30 Ocak 2014

Tavşan Deliği

Oyundan öyle etkilendim ki bak sabah ilk iş bu yazıyı yazıyorum.
Gerçi oyundan mı yoksa daha önce denemediğim tarzda bir izleme ortamı yaratılmasından mı daha çok etkilendiğime henüz tam karar verebilmiş değilim ya neyse...


Tavşan Deliği'ni anlatmaya başlamadan önce oyunculardan birinden özür dilemek istiyorum.

Sevgili Melike Güner ; ben seni çok hafife almışım bu güne kadar. O nasıl bir oyunculukdu, nefessiz takip ettim her mimiğini her kelimeni. İnsanlar sırf seni izlemek için bile gelmeliler bence oyuna.

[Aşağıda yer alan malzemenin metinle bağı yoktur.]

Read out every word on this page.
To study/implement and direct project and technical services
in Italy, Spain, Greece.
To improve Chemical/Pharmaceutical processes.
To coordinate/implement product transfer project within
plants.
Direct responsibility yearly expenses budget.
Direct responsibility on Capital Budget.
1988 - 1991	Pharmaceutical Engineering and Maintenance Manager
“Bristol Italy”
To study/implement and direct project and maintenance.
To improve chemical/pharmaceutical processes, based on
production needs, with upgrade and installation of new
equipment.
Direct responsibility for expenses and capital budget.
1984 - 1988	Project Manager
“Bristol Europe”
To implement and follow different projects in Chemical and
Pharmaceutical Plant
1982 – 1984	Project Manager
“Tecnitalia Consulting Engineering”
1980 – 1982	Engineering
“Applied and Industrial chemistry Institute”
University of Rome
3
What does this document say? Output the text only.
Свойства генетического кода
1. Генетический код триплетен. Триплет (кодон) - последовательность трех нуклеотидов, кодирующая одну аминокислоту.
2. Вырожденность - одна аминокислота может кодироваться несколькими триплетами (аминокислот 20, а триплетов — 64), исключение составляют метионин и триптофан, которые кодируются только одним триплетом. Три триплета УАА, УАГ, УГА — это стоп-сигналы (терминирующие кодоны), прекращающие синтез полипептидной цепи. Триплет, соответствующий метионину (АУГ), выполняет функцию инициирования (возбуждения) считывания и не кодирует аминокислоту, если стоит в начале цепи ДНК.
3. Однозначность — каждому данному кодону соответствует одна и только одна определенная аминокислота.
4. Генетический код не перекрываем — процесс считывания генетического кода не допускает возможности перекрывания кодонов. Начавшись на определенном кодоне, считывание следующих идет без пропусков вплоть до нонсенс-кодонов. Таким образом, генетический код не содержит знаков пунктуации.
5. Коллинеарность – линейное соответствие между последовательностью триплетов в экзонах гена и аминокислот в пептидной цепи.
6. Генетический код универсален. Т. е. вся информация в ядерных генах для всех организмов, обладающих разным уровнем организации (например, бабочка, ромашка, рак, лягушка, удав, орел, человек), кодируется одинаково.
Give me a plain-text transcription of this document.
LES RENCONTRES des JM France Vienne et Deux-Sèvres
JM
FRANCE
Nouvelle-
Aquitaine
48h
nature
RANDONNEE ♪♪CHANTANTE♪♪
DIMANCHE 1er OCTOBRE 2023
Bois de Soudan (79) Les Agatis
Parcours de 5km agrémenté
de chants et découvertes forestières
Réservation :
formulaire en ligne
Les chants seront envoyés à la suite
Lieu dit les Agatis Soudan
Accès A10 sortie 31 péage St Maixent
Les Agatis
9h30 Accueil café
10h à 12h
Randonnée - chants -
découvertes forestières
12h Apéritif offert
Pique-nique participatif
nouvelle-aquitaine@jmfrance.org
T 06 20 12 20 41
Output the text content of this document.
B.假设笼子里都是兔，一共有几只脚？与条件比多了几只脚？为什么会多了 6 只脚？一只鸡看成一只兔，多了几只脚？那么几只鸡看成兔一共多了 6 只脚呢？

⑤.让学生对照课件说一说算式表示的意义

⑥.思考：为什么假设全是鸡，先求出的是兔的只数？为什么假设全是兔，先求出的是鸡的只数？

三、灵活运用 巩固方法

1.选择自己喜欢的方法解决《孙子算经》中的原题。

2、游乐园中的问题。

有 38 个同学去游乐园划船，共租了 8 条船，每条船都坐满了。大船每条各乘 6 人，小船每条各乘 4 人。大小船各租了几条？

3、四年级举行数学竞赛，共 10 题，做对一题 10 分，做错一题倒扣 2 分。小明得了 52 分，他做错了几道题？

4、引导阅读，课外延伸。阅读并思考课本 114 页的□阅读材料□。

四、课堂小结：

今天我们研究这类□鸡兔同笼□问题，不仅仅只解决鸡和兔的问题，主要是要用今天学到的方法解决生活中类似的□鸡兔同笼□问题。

Oyunda kötü oyuncu yoktu. Sıkıldığınız bir karakter, sizi oyundan koparacak yapmacıklıklar yoktu.

Oyun başladığında Beyoğlu'nun birbirine yakın binaları ve yüksek sesli müzikleri yüzünden aklımız oyundayken kulağımda dışarıdan gelen müzikler vardı.
Salon zaten birazdan da anlatacağım ama  oyuncular nefes alsa duyacağınız kadar minik olduğundan konsantre olabilecek miyiz kaygısı yaşadım başlarda. Ama sonralarında oyunun içine öyle aldılar ki beni ne ses duydum ne müzik ...

Kısaca oyundan bahsetmem gerekirse ; Büyük bir kayıp yaşamış genç çift ve onların hem birbirlerine hem hayata tekrar dönebilme çabalarını izleyeceksiniz. Becca'nın " Şu anda bir yerlerde çok güzel vakit geçiriyorum" diyerek sizi paralel evrenler hakkında sıkı bir sorgulamaya davet etmesine hayır diyemeyecek , hayatlarına tanık olurken kimi zaman Becca ya  kimi zaman da Howie ye hak vereceksiniz. Ben olsam nasıl davranırdım acaba diye hem korkacak hem de fikir yürüteceksiniz. Arada gülümseseniz de gözlerinizin yaşarmasına da engel olamayacaksınız.


Ve Asmalı Sahne.
Beyoğlu'nda bir apartmana girdik , bir evin içinde beklemeye başladık.Oyun başlamasına yakın bizi oyunu seyredeceğimiz aynı katta farklı daireye yönlendirdiler. Girdiğimiz daire Becca ve Howie nin eviydi.
Şöyle hayal edin ki aslında siz hayaletsiniz, onların sizden haberleri yok ve yaşamaya devam ediyorlar. Siz ise onlardan en fazla 30 cm ileride oturmuş onları izliyorsunuz. Hani oturduğun sandalyede bacak bacak üstüne atsan Becca her an ayağına takılıp yere düşebilir o derece.
İzlediğim oyunların bir çoğunda dekora hayran hayran bakan benim için dekorun tam içinde olmak paha biçilemezdi.
Salon kapasitesi de sanırım max. 25-30 kişi olduğundan butik bir sahne desem yalan olmaz. Çok zevkli , keyifli bir deneyimdi. Asmalı Sahne sıkı takip edeceğim bir tiyatro sahnesi olacağa benziyor.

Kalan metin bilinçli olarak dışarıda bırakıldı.